Faisons fi des vociférations des uns et des beuglements des autres. Ignorons les surenchères verbales qui, comme tout ce qui est excessif, sont insignifiantes. Revenons au sens. Que disent, en substance, ceux qui s’offusquent de l’inéligibilité de Marine Le Pen ? Qu’une personnalité qui "représente" onze millions d’électeurs ne devrait pas être "empêchée" par un tribunal.
Être élu – ou en probabilité de l’être – conférerait donc une forme d’immunité. Il faudrait une justice impitoyable pour les petits, les obscurs, les sans-grade. Et une autre, plus conciliante, réservée aux puissants.
Les cris d’orfraie oblitèrent la gravité des faits mis au jour
Ceux-là mêmes qui jugent notre démocratie "exécutée" ou "confisquée" savent pourtant que notre État de droit est fondé sur la séparation des pouvoirs. Les parlementaires votent les textes, les magistrats les appliquent.
Dénoncer un "gouvernement des juges" parce que ces derniers font leur travail n’est pas seulement stupide : c’est absurde. Tout comme le fait de fustiger un "jugement politique". Ç’aurait été le cas, au contraire, si l’ancienne présidente du RN avait bénéficié d’une peine plus clémente eu égard à ses engagements publics.
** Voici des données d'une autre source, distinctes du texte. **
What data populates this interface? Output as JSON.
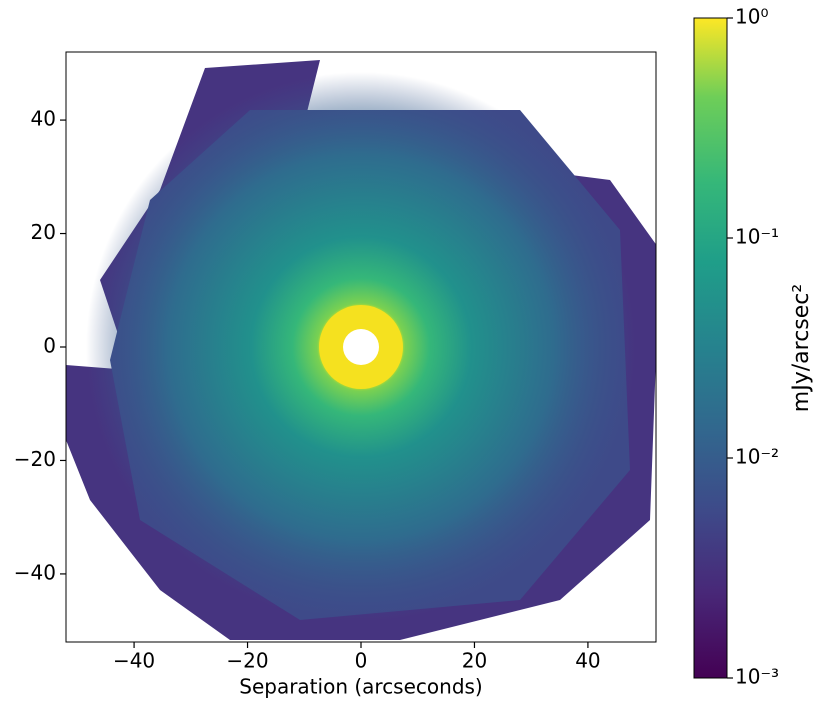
{
  "chart_data": {
    "type": "image",
    "xlabel": "Separation (arcseconds)",
    "xlim": [
      -52,
      52
    ],
    "ylim": [
      -52,
      52
    ],
    "xticks": [
      {
        "value": -40,
        "label": "−40"
      },
      {
        "value": -20,
        "label": "−20"
      },
      0,
      20,
      40
    ],
    "yticks": [
      {
        "value": -40,
        "label": "−40"
      },
      {
        "value": -20,
        "label": "−20"
      },
      0,
      20,
      40
    ],
    "colorbar": {
      "label": "mJy/arcsec²",
      "scale": "log",
      "lim": [
        0.001,
        1
      ],
      "ticks": [
        {
          "value": 0.001,
          "label": "10⁻³"
        },
        {
          "value": 0.01,
          "label": "10⁻²"
        },
        {
          "value": 0.1,
          "label": "10⁻¹"
        },
        {
          "value": 1,
          "label": "10⁰"
        }
      ]
    }
  }
}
Le plus inquiétant est que les cris d’orfraie qui saturent l’espace médiatique oblitèrent la gravité des faits mis au jour. Marine Le Pen et ses proches ont été condamnés pour détournement de fonds publics – un délit qui justifiait naguère, selon la fille de Jean-Marie Le Pen, une "peine d’inéligibilité à vie". Dans une démocratie saine, c’est cela, et seulement cela, qui devrait susciter l’indignation.
Triste reflet d’une société fracturée : aujourd’hui, quand le doigt montre la Lune, une partie des Français regardent le doigt.